As we can see there are 3 ways which are definitively the worst. The other ones are very similar and no one stands out. For me these results were great, I usually use the == operator which is in the average looking at these results.
The IsNullOrEmpty method is slower but it also checks if the string is empty. It’s interesting this gap between this method and the == operator since it has an Or condition and the first one is the null check. You can check this here.

Objects

In this case, I created a User class and define a variable with null value. Each benchmark does the same, checks if that variable is null and create a new instance in that case.

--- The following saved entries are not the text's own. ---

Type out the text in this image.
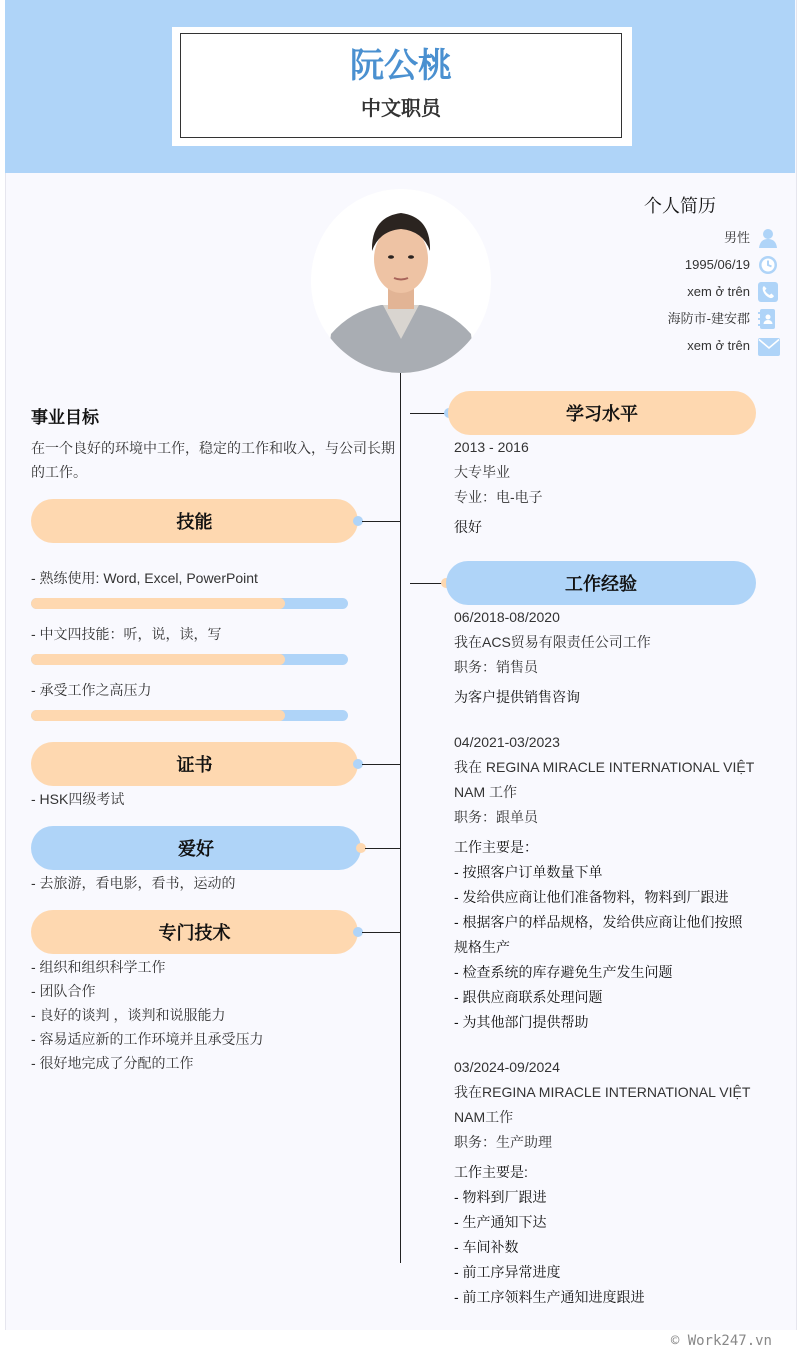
阮公桃
中文职员
个人简历
男性
1995/06/19
xem ở trên
海防市-建安郡
xem ở trên
事业目标
在一个良好的环境中工作，稳定的工作和收入，与公司长期
的工作。
技能
- 熟练使用: Word, Excel, PowerPoint
- 中文四技能：听，说，读，写
- 承受工作之高压力
证书
- HSK四级考试
爱好
- 去旅游，看电影，看书，运动的
专门技术
- 组织和组织科学工作
- 团队合作
- 良好的谈判 ，谈判和说服能力
- 容易适应新的工作环境并且承受压力
- 很好地完成了分配的工作
学习水平
2013 - 2016
大专毕业
专业：电-电子
很好
工作经验
06/2018-08/2020
我在ACS贸易有限责任公司工作
职务：销售员
为客户提供销售咨询
04/2021-03/2023
我在 REGINA MIRACLE INTERNATIONAL VIỆT
NAM 工作
职务：跟单员
工作主要是：
- 按照客户订单数量下单
- 发给供应商让他们准备物料，物料到厂跟进
- 根据客户的样品规格，发给供应商让他们按照
规格生产
- 检查系统的库存避免生产发生问题
- 跟供应商联系处理问题
- 为其他部门提供帮助
03/2024-09/2024
我在REGINA MIRACLE INTERNATIONAL VIỆT
NAM工作
职务：生产助理
工作主要是:
- 物料到厂跟进
- 生产通知下达
- 车间补数
- 前工序异常进度
- 前工序领料生产通知进度跟进
© Work247.vn
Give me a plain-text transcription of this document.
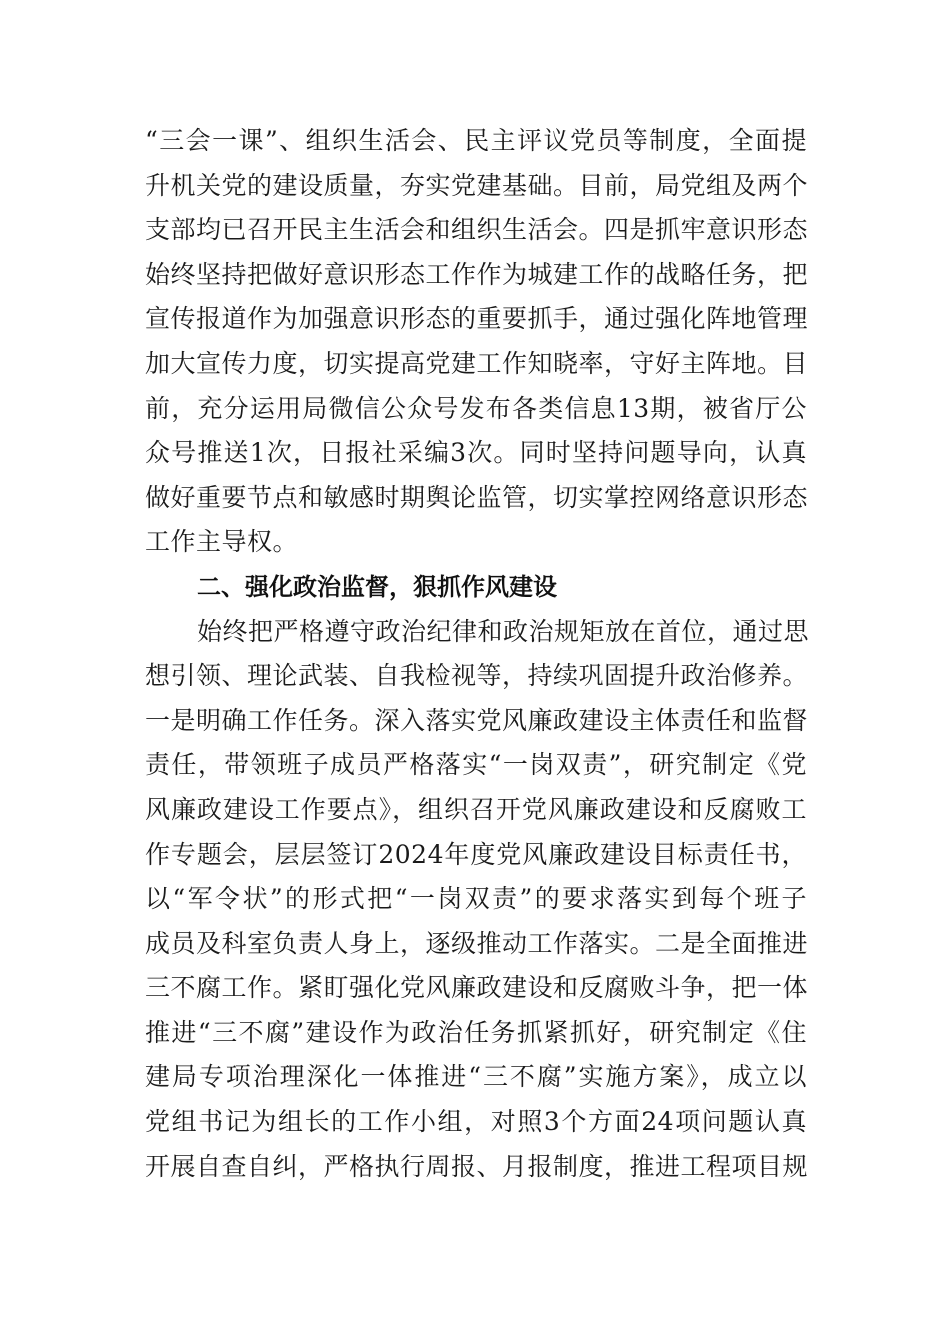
“三会一课”、组织生活会、民主评议党员等制度，全面提
升机关党的建设质量，夯实党建基础。目前，局党组及两个
支部均已召开民主生活会和组织生活会。四是抓牢意识形态
始终坚持把做好意识形态工作作为城建工作的战略任务，把
宣传报道作为加强意识形态的重要抓手，通过强化阵地管理
加大宣传力度，切实提高党建工作知晓率，守好主阵地。目
前，充分运用局微信公众号发布各类信息13期，被省厅公
众号推送1次，日报社采编3次。同时坚持问题导向，认真
做好重要节点和敏感时期舆论监管，切实掌控网络意识形态
工作主导权。
二、强化政治监督，狠抓作风建设
始终把严格遵守政治纪律和政治规矩放在首位，通过思
想引领、理论武装、自我检视等，持续巩固提升政治修养。
一是明确工作任务。深入落实党风廉政建设主体责任和监督
责任，带领班子成员严格落实“一岗双责”，研究制定《党
风廉政建设工作要点》，组织召开党风廉政建设和反腐败工
作专题会，层层签订2024年度党风廉政建设目标责任书，
以“军令状”的形式把“一岗双责”的要求落实到每个班子
成员及科室负责人身上，逐级推动工作落实。二是全面推进
三不腐工作。紧盯强化党风廉政建设和反腐败斗争，把一体
推进“三不腐”建设作为政治任务抓紧抓好，研究制定《住
建局专项治理深化一体推进“三不腐”实施方案》，成立以
党组书记为组长的工作小组，对照3个方面24项问题认真
开展自查自纠，严格执行周报、月报制度，推进工程项目规
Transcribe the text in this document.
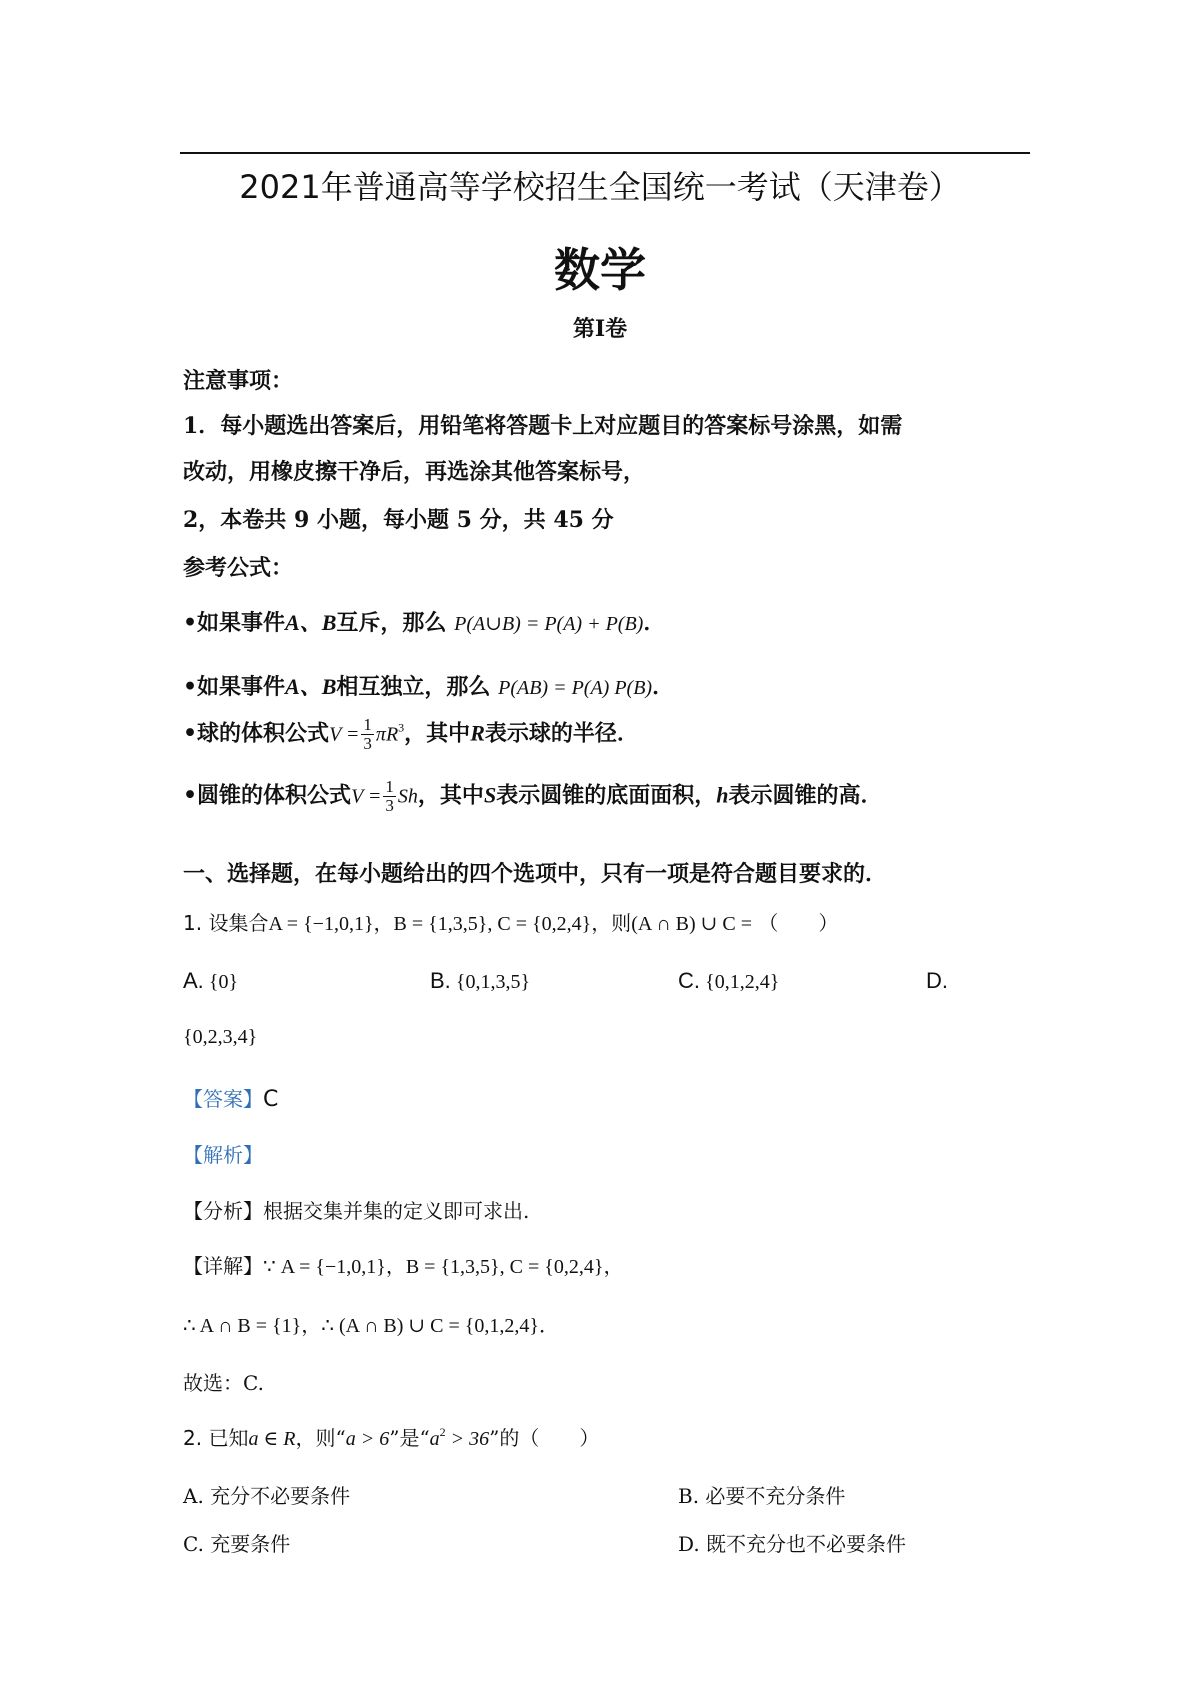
2021年普通高等学校招生全国统一考试（天津卷）
数学
第Ⅰ卷
注意事项：
1．每小题选出答案后，用铅笔将答题卡上对应题目的答案标号涂黑，如需
改动，用橡皮擦干净后，再选涂其他答案标号，
2，本卷共 9 小题，每小题 5 分，共 45 分
参考公式：
•如果事件A、B互斥，那么 P(A∪B) = P(A) + P(B)．
•如果事件A、B相互独立，那么 P(AB) = P(A) P(B)．
•球的体积公式$V = \frac{1}{3} \pi R^3$，其中R表示球的半径．
•圆锥的体积公式$V = \frac{1}{3}$ Sh，其中S表示圆锥的底面面积，h表示圆锥的高．
一、选择题，在每小题给出的四个选项中，只有一项是符合题目要求的．
1. 设集合A = {−1,0,1}，B = {1,3,5}, C = {0,2,4}，则(A ∩ B) ∪ C = （　　）
A. {0}	B. {0,1,3,5}	C. {0,1,2,4}	D.
{0,2,3,4}
【答案】C
【解析】
【分析】根据交集并集的定义即可求出.
【详解】∵ A = {−1,0,1}，B = {1,3,5}, C = {0,2,4}，
∴ A ∩ B = {1}，∴ (A ∩ B) ∪ C = {0,1,2,4}．
故选：C.
2. 已知a ∈ R，则“a > 6”是“$a^2 > 36$”的（　　）
A. 充分不必要条件	B. 必要不充分条件
C. 充要条件	D. 既不充分也不必要条件
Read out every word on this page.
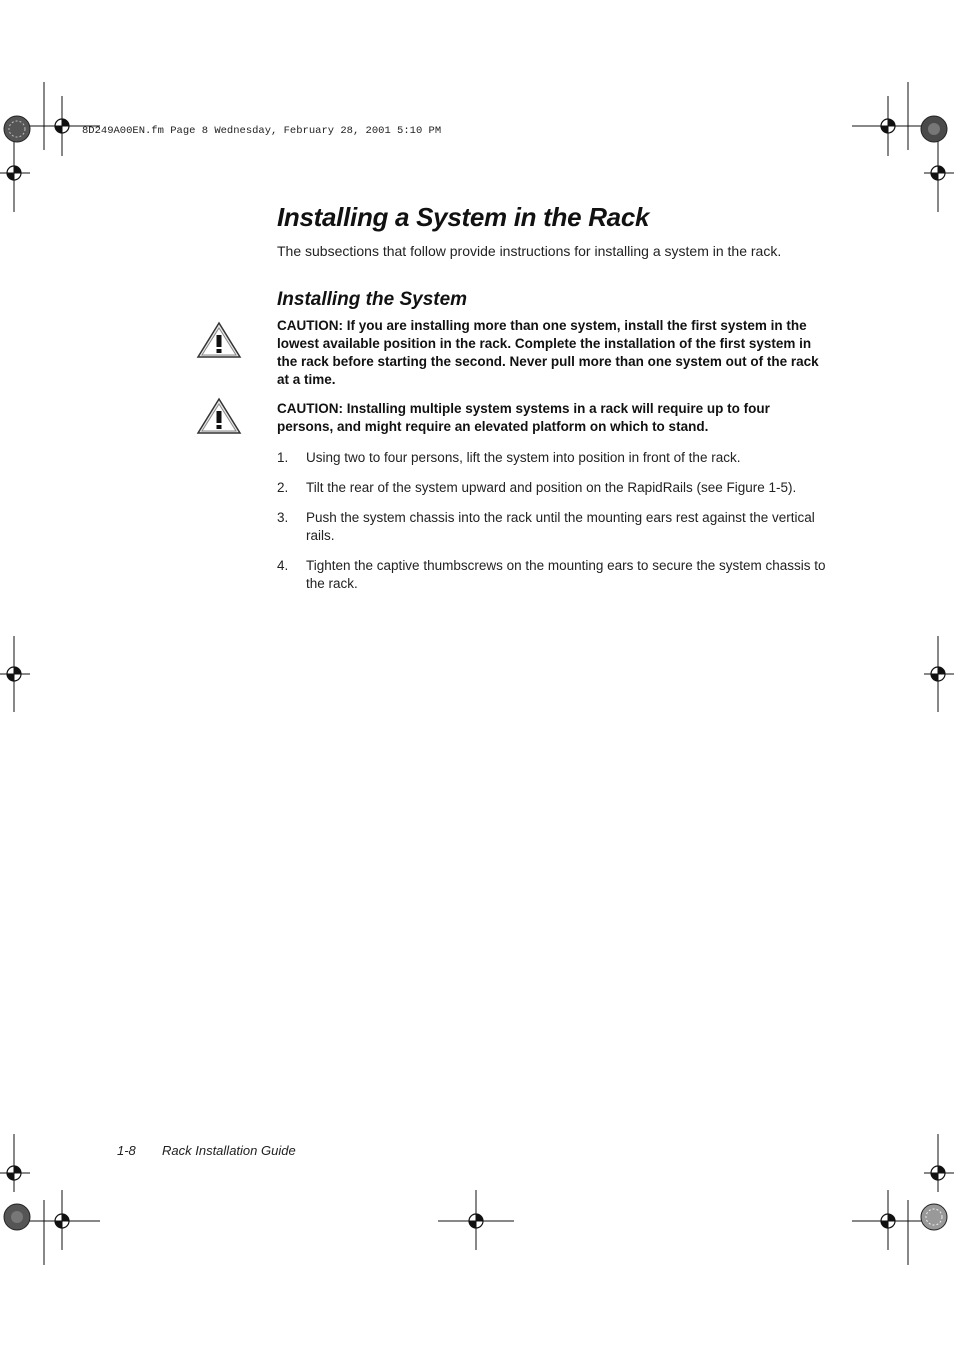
8D249A00EN.fm Page 8 Wednesday, February 28, 2001 5:10 PM
Installing a System in the Rack

The subsections that follow provide instructions for installing a system in the rack.

Installing the System

CAUTION: If you are installing more than one system, install the first system in the lowest available position in the rack. Complete the installation of the first system in the rack before starting the second. Never pull more than one system out of the rack at a time.

CAUTION: Installing multiple system systems in a rack will require up to four persons, and might require an elevated platform on which to stand.

1. Using two to four persons, lift the system into position in front of the rack.
2. Tilt the rear of the system upward and position on the RapidRails (see Figure 1-5).
3. Push the system chassis into the rack until the mounting ears rest against the vertical rails.
4. Tighten the captive thumbscrews on the mounting ears to secure the system chassis to the rack.
1-8 Rack Installation Guide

using BenchmarkDotNet.Attributes;
using Benchmarks.Models;

namespace Benchmarks.NullChecks
{
    [RankColumn]
    [SimpleJob(targetCount: 50)]
    public class NullCheckObjectBenchmark
    {
        private User user;

        [Benchmark]
        public void Equal_Operator()
        {
            user = null;
            if (user == null)
            {
                user = new User();
            }
        }

        [Benchmark]
        public void Equals_Method()
        {
            user = null;
            if (Equals(user, null))
            {
                user = new User();
            }
        }

        [Benchmark]
        public void ReferenceEquals_Method()
        {
            user = null;
            if (ReferenceEquals(user, null))
            {
                user = new User();
            }
        }

        [Benchmark]
        public void Is_Operator()
        {
            user = null;
            if (user is null)
            {
                user = new User();
            }
        }

        [Benchmark]
        public void Default_Operator()
        {
            user = null;
            if (user == default)
            {
                user = new User();
            }
        }

        [Benchmark]
        public void Coalesce_Operator()
        {
            user = null;
            user = user ?? new User();
        }

        [Benchmark]
        public void Ternary_Operator()
        {
            user = null;
            user = user == null ? new User() : user;
        }

        [Benchmark]
        public void Is_Operator_Braces()
        {
            user = null;
            if (user is not { })
            {
                user = new User();
            }
        }
    }
}

Once again there are some approaches that have had similar results in terms of time spent. However, all the cases needed basically the same time to process. There isn’t any substantial gap between them. A curious fact is that the check for objects is slower than for strings.

Conclusion

This battle was curious. We have to keep in mind that these tests were done just regarding the null comparison. For example, in the comparison between two not null string values, the results will be different.
It was really interesting to see how close were the results for these tested approaches.
My advice, after this, is to keep it simple and use the operator that you prefer. We have to be pragmatic, we are talking about nanoseconds but be careful if every nanosecond counts for your service.